In recent weeks, Isaacman has been wooing pro-Trump figures and donating to MAGA projects, going so far as to support illegal use of military force in international waters, in the hopes of possibly leading NASA. In April, he got as far as a U.S. Senate Committee on Commerce, Science, & Transportation hearing before Trump pulled his support, citing donations to Democrat candidates at the time.

It remains to be seen if Isaacman will be renominated for the role of Administrator.

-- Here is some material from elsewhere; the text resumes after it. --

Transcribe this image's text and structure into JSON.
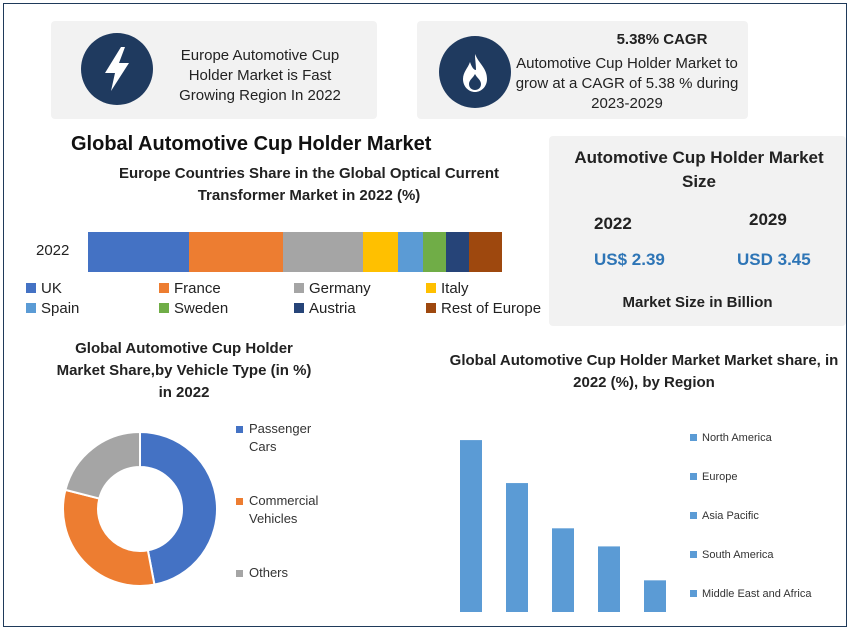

Before his original nomination was pulled, he was one of many nominations supported by the fascist head of SpaceX known as Elon Musk.

Is Duffy better?

At the moment, NASA is headed by Sean Duffy as its Acting Administrator, while he is also the Secretary of the U.S. Department of Transportation. Since entering the role in July, he has said that the space agency will illegally claim regions of the Moon, will win the one-participant space race, and will abandon climate sciences. Basically being the usual Trump appointee.

It is being said that Duffy is trying to remain in his NASA role until at least after the Artemis II mission around the Moon, set for no earlier than February 2026.

Whoever ends up leading NASA will be guiding a greatly defunded and damaged space agency. The agency is already losing critical employees and may lose thousands while the U.S. government is shut down.